Mr. Al Bastaki also announced that the Board had formally adopted a new three-year strategic roadmap to commence in 2025. The strategy encompasses a phased international expansion, optimisation of internal operations, enhanced revenue diversification, long-term sustainability initiatives, and the advancement of innovation and digital transformation initiatives across all service lines.
“I extend my sincere appreciation to the CBB for its continued support of BENEFIT and its pivotal role in fostering a stable and progressive regulatory environment for the Kingdom’s banking and financial sector—an environment that has significantly reinforced Bahrain’s standing as a leading financial hub in the region,” said Mr. Al Bastaki. “I would also like to thank our partner banks and valued customers for their trust, and our shareholders for their ongoing encouragement. The achievements of 2024 set a strong precedent, and I am confident they will serve as a foundation for yet another successful and impactful year ahead.”

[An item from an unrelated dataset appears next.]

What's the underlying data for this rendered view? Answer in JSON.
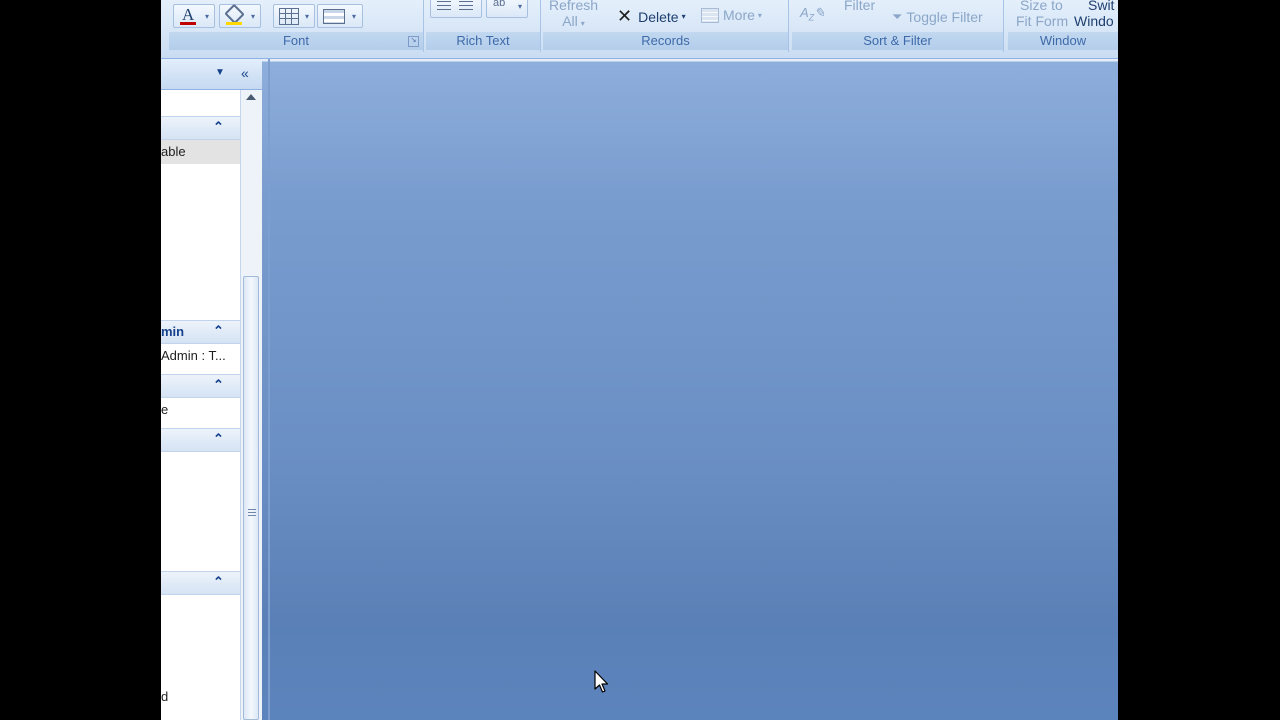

Chief Executive of BENEFIT; Mr. Abdulwahed AlJanahi commented, “The year 2024 represented another pivotal chapter in BENEFIT ’s evolution. We achieved substantial progress in advancing our digital strategy across multiple sectors, while reinforcing our long-term commitment to the development of Bahrain’s financial services and payments landscape. Throughout the year, we remained firmly aligned with our objective of delivering measurable value to our shareholders, strategic partners, and customers. At the same time, we continued to play an active role in enabling Bahrain’s digital economy by introducing innovative solutions and service enhancements that directly address market needs and future opportunities.”
Mr. AlJanahi affirmed that BENEFIT has successfully developed a robust and well-integrated payment network that connects individuals and businesses across Bahrain, accelerating the adoption of emerging technologies in the banking and financial services sector and reinforcing Bahrain’s position as a growing fintech hub, and added, “Our achievements of the past year reflect a long-term vision to establish a resilient electronic payment infrastructure that supports the Kingdom’s digital economy. Key developments in 2024 included the implementation of central authentication for open banking via BENEFIT Pay”
Mr. AlJanahi concluded by thanking the Board for its strategic direction, the company’s staff for their continued dedication, and the Central Bank of Bahrain, member banks, and shareholders for their valuable partnership and confidence in the company’s long-term vision.